Of course, the feminism in the writing isn’t the only delightfully inclusive aspect to it; it’s also a book with wonderfully diverse representation throughout the cast, including both an asexual protagonist and a trans friend/love interest. Their sexual orientations and gender identities aren’t merely hinted at; they are displayed proudly on the page, which isn’t something we see often in fantasy novels, much less little novellas like this one. It was evident from the start that Seanan cares enough about representation to find room for it no matter how small the page count may be, and I appreciated that so much.

This was always the difficult part, back when she’d been at her old school: explaining that “asexual” and “aromantic” were different things.

Not only does she offer such wonderful rep, but she also takes the time to dismantle a few myths, tropes, and assumptions. We have an asexual character, explaining that ace does not equal aro, and that she’s capable of romantic interest and physical affections, regardless of her views on sex itself. I don’t think I’ve ever read a book with such prominent ace rep, and while I’m not on the ace spectrum myself, I thought that it came across as fantastically positive rep.

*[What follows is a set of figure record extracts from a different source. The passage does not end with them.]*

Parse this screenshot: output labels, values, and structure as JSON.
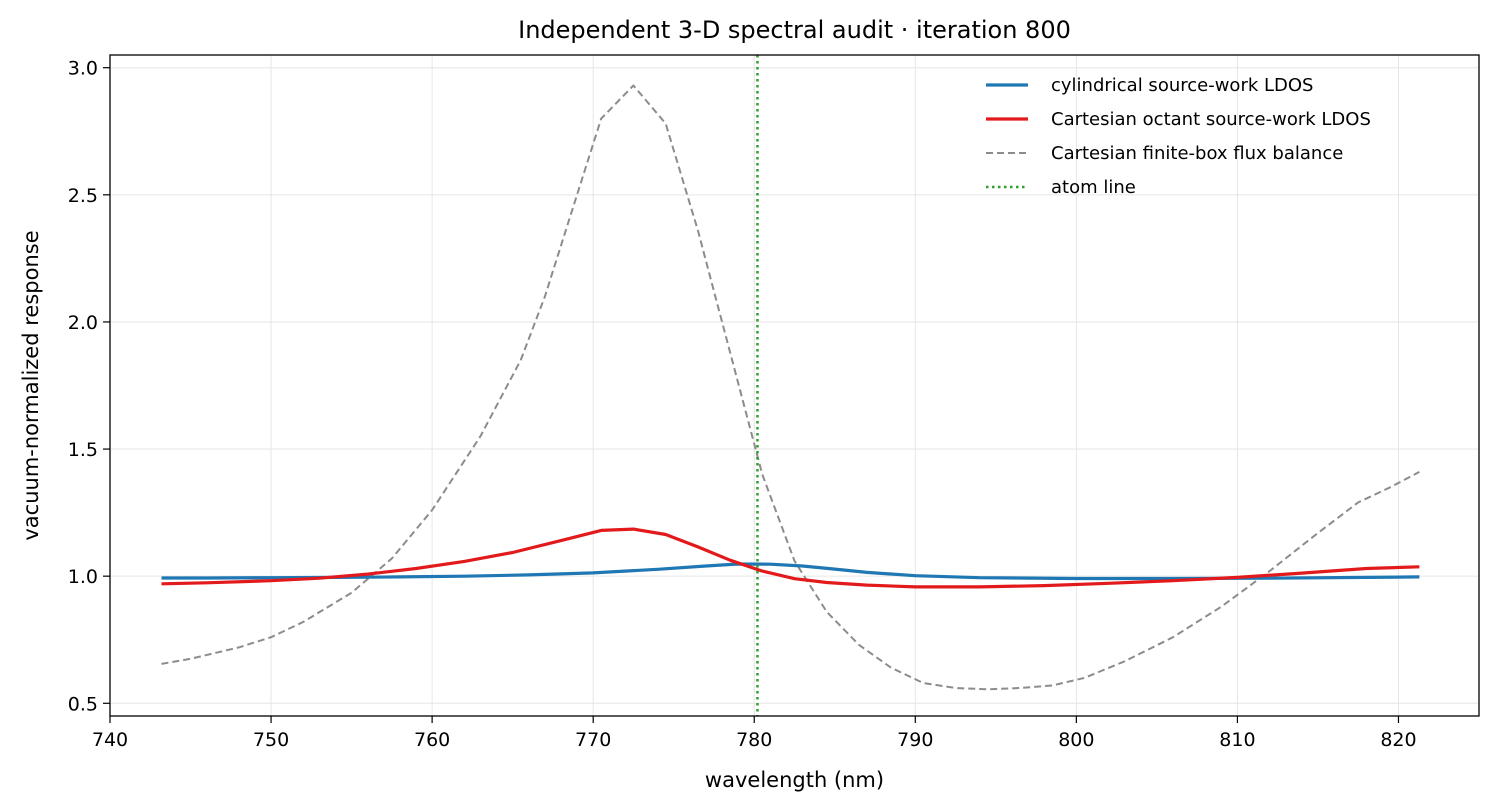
{
  "chart_data": {
    "type": "line",
    "title": "Independent 3-D spectral audit · iteration 800",
    "xlabel": "wavelength (nm)",
    "ylabel": "vacuum-normalized response",
    "xlim": [
      740,
      825
    ],
    "ylim": [
      0.45,
      3.05
    ],
    "xticks": [
      740,
      750,
      760,
      770,
      780,
      790,
      800,
      810,
      820
    ],
    "yticks": [
      0.5,
      1.0,
      1.5,
      2.0,
      2.5,
      3.0
    ],
    "xtick_labels": [
      "740",
      "750",
      "760",
      "770",
      "780",
      "790",
      "800",
      "810",
      "820"
    ],
    "ytick_labels": [
      "0.5",
      "1.0",
      "1.5",
      "2.0",
      "2.5",
      "3.0"
    ],
    "grid": true,
    "legend_position": "top-right",
    "series": [
      {
        "name": "cylindrical source-work LDOS",
        "color": "#1f77b4",
        "style": "solid",
        "x": [
          743.2,
          746,
          750,
          754,
          758,
          762,
          766,
          770,
          774,
          777,
          779,
          781,
          783,
          785,
          787,
          790,
          794,
          800,
          806,
          812,
          818,
          821.3
        ],
        "y": [
          0.993,
          0.993,
          0.994,
          0.995,
          0.997,
          1.0,
          1.005,
          1.013,
          1.027,
          1.04,
          1.048,
          1.047,
          1.04,
          1.028,
          1.015,
          1.002,
          0.994,
          0.991,
          0.991,
          0.992,
          0.995,
          0.997
        ]
      },
      {
        "name": "Cartesian octant source-work LDOS",
        "color": "#e31a1c",
        "style": "solid",
        "x": [
          743.2,
          746,
          750,
          753,
          756,
          759,
          762,
          765,
          768,
          770.5,
          772.5,
          774.5,
          776.5,
          778.5,
          780.5,
          782.5,
          784.5,
          787,
          790,
          794,
          798,
          802,
          806,
          810,
          814,
          818,
          821.3
        ],
        "y": [
          0.97,
          0.974,
          0.982,
          0.992,
          1.008,
          1.03,
          1.058,
          1.093,
          1.14,
          1.18,
          1.185,
          1.164,
          1.115,
          1.063,
          1.02,
          0.99,
          0.975,
          0.965,
          0.958,
          0.958,
          0.963,
          0.972,
          0.982,
          0.995,
          1.012,
          1.03,
          1.037
        ]
      },
      {
        "name": "Cartesian finite-box flux balance",
        "color": "#8c8c8c",
        "style": "dashed",
        "x": [
          743.2,
          745,
          748,
          750,
          752,
          755,
          757.5,
          760,
          763,
          765.5,
          767,
          768.5,
          770.5,
          772.5,
          774.5,
          776.5,
          778.5,
          780.5,
          782.5,
          784.5,
          786.5,
          788.5,
          790.5,
          792.5,
          794.5,
          796.5,
          798.5,
          800.5,
          803,
          806,
          809,
          812,
          815,
          817.5,
          819.5,
          821.3
        ],
        "y": [
          0.655,
          0.675,
          0.72,
          0.76,
          0.82,
          0.935,
          1.07,
          1.26,
          1.55,
          1.85,
          2.1,
          2.4,
          2.8,
          2.93,
          2.78,
          2.36,
          1.88,
          1.4,
          1.06,
          0.86,
          0.73,
          0.64,
          0.58,
          0.56,
          0.555,
          0.56,
          0.57,
          0.6,
          0.665,
          0.76,
          0.88,
          1.02,
          1.17,
          1.29,
          1.35,
          1.41
        ]
      },
      {
        "name": "atom line",
        "color": "#2ca02c",
        "style": "dotted",
        "vline_x": 780.2
      }
    ]
  }
}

“You’re nobody’s doorway but your own, and the only one who gets to tell you how your story ends is you.”

I could honestly ramble forever about this little story, but the bottom line is that it is an incredible tale of acceptance, healing, friendship, trauma, and finding yourself – be it in this world, or another. I cannot recommend this series highly enough, and I am so eager to continue it and see what else Seanan has in store.